Right, so this is the criticism that I thought was fair, that we want to assess the information in a developmentally-realistic signal to investigate poverty of the stimulus claims. But then, why are we bothering to use LLMs that aren’t trained on that kind of input? If they succeed, we say, “Ah, but they were trained on unrealistic input! Not applicable.” If they fail, we say, “Didn’t work…even with a lot more data, so it *really* didn’t work.” So maybe the excitement is when the LLMs fail and they got a lot more input signal than is actually available? Then, we could say that they would presumably fail on developmentally-realistic input signal too. So, lo, poverty of the stimulus for this general-purpose learner.
(c) From 6: - “stimulus is simply too poor…by a linguistically-neutral learner….if that turns out to be the case, adult speakers’ knowledge of these aspects would mean that children are innately endowed in ways that are not linguistically neutral.”

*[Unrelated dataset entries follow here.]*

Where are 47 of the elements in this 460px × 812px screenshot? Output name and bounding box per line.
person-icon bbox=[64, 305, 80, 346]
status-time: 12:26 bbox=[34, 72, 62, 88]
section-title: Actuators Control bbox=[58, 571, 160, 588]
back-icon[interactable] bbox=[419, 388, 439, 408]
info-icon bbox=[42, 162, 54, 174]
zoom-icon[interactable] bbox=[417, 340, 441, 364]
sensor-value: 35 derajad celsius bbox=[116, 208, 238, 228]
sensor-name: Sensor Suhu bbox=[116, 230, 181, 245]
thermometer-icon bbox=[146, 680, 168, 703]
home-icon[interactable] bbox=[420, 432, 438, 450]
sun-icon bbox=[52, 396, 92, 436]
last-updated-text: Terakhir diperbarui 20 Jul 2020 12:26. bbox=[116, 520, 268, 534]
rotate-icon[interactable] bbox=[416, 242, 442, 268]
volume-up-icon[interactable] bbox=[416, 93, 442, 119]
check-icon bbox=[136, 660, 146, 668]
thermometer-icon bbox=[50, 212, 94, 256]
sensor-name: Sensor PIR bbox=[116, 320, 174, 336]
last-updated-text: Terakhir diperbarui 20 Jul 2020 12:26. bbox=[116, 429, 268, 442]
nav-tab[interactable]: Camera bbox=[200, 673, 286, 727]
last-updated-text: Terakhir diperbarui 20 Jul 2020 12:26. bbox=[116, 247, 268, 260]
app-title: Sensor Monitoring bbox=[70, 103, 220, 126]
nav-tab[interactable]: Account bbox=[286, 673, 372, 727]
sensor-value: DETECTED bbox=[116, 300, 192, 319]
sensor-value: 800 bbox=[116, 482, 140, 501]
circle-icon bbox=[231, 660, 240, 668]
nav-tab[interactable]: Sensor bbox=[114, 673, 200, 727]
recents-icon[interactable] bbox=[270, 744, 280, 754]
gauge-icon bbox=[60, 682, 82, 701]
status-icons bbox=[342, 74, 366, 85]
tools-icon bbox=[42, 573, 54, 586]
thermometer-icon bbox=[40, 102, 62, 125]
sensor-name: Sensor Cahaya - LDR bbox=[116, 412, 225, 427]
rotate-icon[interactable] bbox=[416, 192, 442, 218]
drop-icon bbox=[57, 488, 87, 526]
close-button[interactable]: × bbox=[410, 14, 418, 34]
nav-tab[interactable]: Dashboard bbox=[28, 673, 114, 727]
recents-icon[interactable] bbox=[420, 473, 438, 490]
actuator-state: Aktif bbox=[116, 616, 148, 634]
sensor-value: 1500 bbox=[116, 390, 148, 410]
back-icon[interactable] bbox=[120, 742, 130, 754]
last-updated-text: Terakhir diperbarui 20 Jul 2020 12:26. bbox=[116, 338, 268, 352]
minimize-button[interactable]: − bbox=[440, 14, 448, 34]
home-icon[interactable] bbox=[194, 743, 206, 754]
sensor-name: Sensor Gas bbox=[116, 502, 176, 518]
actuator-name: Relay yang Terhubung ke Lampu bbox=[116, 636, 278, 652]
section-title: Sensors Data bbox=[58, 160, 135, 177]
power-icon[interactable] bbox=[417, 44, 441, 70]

Okay, if…but I think we’re pretty far from that. Also, wasn’t an earlier criticism of GPT-3 that it was fine-tuned on language tasks, so now it’s not a linguistically-neutral learner after all? So either it counts as one, or it doesn’t, right? We have to know which column to score its successes (and failures) in, and I can’t tell which one it’s supposed to be here.
(3) Implementation choices and how to interpret results
From 5: Lan et al. say they just wanted to see if LLMs show improvement, so they’re not worrying about multiple runs and hyper-parameter search.
Not that I know a lot about LLM-training, but this again strikes me as a problem of what happens if it doesn’t work/improve? I guess, luckily, the LLMs did improve. But if they hadn’t, how would we know it wasn’t a problem of the random seed or wrong hyper-parameters?